Приказчик полез на какую-то лестницу и стал сбрасывать на прилавок целый водопад разных разноцветных тряпок, — с таким видом, будто бы он хотел устроить между собой и покупательницей крепкую надёжную баррикаду, за которой можно укрыться.
В глазах его виднелось отчаяние и покорность судьбе.
— Вот это, сударыня… Прелестный рисунок.
— Этот? Вы смеетесь надо мной! Это бабы платки такие носят.

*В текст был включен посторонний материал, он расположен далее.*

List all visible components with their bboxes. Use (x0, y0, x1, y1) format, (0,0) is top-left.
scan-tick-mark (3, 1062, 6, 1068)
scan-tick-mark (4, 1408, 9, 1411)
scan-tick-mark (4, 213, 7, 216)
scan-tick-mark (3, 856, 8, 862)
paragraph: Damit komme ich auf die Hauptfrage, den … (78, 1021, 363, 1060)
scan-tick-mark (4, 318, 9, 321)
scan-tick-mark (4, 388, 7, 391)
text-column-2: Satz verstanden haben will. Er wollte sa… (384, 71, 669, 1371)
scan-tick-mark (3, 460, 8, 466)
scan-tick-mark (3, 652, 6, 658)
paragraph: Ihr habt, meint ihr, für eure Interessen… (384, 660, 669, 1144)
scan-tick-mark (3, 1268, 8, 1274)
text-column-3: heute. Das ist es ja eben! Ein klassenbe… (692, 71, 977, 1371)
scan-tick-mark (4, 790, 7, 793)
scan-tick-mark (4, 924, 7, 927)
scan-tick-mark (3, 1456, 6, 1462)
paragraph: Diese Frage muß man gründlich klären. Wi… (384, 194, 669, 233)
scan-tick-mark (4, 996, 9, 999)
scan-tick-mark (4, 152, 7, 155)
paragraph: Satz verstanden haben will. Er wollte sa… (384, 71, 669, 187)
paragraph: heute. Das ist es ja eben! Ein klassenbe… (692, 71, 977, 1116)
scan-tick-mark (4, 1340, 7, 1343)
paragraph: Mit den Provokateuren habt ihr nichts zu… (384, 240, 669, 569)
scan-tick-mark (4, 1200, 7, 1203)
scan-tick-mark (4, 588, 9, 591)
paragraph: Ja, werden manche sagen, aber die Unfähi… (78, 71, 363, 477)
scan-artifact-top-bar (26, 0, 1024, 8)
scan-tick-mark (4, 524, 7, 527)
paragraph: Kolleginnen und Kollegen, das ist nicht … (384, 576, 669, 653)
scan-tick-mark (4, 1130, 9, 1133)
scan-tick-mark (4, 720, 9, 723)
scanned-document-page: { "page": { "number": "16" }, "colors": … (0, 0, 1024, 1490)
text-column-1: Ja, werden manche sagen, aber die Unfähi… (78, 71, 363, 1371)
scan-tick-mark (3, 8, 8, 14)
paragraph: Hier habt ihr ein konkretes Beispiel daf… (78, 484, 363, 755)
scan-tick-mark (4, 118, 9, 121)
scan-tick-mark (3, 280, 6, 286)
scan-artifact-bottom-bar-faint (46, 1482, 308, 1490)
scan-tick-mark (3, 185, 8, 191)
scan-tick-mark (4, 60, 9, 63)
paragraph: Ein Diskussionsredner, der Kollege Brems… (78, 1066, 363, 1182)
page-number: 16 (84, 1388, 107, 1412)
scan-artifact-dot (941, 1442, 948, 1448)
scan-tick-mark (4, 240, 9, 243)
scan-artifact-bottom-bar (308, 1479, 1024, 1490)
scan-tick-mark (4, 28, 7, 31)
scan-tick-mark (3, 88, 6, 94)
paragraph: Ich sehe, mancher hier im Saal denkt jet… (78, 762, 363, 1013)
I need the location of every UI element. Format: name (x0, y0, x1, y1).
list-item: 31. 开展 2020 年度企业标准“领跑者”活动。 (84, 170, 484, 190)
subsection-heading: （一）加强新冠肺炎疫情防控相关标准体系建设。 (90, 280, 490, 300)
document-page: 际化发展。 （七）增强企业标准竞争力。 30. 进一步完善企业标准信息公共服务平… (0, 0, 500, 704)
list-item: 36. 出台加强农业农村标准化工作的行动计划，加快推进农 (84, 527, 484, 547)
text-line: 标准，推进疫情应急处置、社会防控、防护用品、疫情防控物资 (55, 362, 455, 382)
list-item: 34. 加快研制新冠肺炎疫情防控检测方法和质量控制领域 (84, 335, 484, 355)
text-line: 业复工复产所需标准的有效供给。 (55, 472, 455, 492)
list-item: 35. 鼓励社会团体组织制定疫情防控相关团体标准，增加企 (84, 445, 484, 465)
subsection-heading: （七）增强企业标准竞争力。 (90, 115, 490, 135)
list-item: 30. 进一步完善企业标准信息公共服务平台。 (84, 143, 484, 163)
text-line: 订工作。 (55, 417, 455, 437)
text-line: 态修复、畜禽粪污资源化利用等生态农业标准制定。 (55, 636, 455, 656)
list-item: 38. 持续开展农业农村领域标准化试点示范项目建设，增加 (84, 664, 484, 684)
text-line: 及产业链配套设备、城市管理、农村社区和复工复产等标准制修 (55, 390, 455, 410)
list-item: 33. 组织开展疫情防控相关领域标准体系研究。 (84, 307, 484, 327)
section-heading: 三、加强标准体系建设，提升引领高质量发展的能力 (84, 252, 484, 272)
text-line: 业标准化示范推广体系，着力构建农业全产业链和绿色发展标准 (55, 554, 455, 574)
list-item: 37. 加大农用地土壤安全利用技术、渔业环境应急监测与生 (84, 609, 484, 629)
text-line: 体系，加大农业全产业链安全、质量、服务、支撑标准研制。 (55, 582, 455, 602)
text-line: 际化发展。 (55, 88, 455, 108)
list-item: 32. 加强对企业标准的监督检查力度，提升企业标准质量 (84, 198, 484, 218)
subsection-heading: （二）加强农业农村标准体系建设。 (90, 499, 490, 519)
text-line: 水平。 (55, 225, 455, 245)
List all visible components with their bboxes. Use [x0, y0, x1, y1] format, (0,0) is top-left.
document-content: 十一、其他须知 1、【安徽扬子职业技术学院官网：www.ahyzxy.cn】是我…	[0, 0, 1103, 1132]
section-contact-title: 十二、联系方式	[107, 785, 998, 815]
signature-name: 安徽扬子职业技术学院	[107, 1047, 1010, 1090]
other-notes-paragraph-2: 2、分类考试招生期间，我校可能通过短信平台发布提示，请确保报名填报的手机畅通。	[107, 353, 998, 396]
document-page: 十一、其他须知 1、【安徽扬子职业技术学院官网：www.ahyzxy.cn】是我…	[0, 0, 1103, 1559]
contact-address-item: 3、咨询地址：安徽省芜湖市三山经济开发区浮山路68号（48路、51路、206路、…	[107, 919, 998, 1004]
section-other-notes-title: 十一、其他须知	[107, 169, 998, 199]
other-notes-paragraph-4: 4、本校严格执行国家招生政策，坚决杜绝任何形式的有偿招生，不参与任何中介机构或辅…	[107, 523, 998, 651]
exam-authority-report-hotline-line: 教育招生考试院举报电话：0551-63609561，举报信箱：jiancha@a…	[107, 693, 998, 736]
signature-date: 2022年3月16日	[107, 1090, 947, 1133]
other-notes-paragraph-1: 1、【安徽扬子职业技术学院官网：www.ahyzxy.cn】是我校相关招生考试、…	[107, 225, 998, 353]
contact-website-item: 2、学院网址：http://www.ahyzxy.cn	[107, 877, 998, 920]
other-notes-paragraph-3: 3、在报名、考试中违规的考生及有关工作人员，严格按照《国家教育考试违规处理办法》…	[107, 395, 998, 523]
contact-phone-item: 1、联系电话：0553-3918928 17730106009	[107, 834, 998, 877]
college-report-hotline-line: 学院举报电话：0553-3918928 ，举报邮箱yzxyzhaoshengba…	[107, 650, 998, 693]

— Тогда вот! Самый последний крик делямод.
— Этот? Нет, вы, право, надо мной смеетесь!
Я никогда не видел, чтобы так смеялись. На лбу приказчика выступил пот, а губы пересохли и нервно дрожали… Куски материй сыпались с полок дождём, развёртывались, забраковывались, скрывались под свежей струёй новых материй, которые, отверженные, в свою очередь, стонали под тяжестью всё новых и новых кусков, которые то были «аляповаты», то слишком в крупную, то слишком в мелкую клетку… А одна материя подверглась суровому осуждению даже за то, что клетка на ней оказалась слишком средней.
— Вот эта мне нравится, — робко сказал я, указывая на какой-то жёлтый угол, торчавший снизу.
Приказчик с благодарностью взглянул на меня, но потом вздохнул и сказал:
— Это не материя. Это обёрточная бумага из середины куска. Вот это очень недурно, кажется.
— Это? — в искусственном восхищении вскричал я — Это великолепно.
— Покажите еще что-нибудь в этом роде, — ласково попросила моя спутница.
Приказчик уже не стоял за прилавком, а лежал где-то наверху на огромной груде измятых скомканных кусков. Мы должны были задирать головы, чтобы видеть этого доброго человека, который хриплым голосом кричал нам сверху:
— Вот тоже… рекомендую… Дернье крик делямод…
Образ действия приказчика меня изумлял.
Что могло удержать его от одного незаметного жеста руки, которым можно было бы опрокинуть на голову покупательницы часть этой груды «чего-нибудь на блузку»… Откапывание погребённой под развалинами покупательницы и вся последующая веселая суматоха дали бы приказчику некоторую возможность передохнуть и собраться с силами, а покупательница на собственной голове и плечах убедилась бы, что бывает очень неудобно, когда «что-нибудь на блузку» весит от восьми до десяти пудов.
Последние «крики делямод», доносившиеся сверху, делались все тише и тише. Я понял, почему приказчик, увидев мою спутницу, побледнел от ужаса, а моя спутница в это время мягким, как серебряный бубенчик, голосом говорила:
— Этот цвет немного тёмен или, вернее, слишком для меня светел… Кажется, ничего я не подберу.
Она вздохнула и встала, ласково кивнув головой извивавшемуся где-то наверху телу приказчика.
— Мы уходим? — спросил я. — В таком случае, заверните мне, господин приказчик, вот этот кусок и этот… и этот!
— Для чего это вам? — изумилась Марья Павловна.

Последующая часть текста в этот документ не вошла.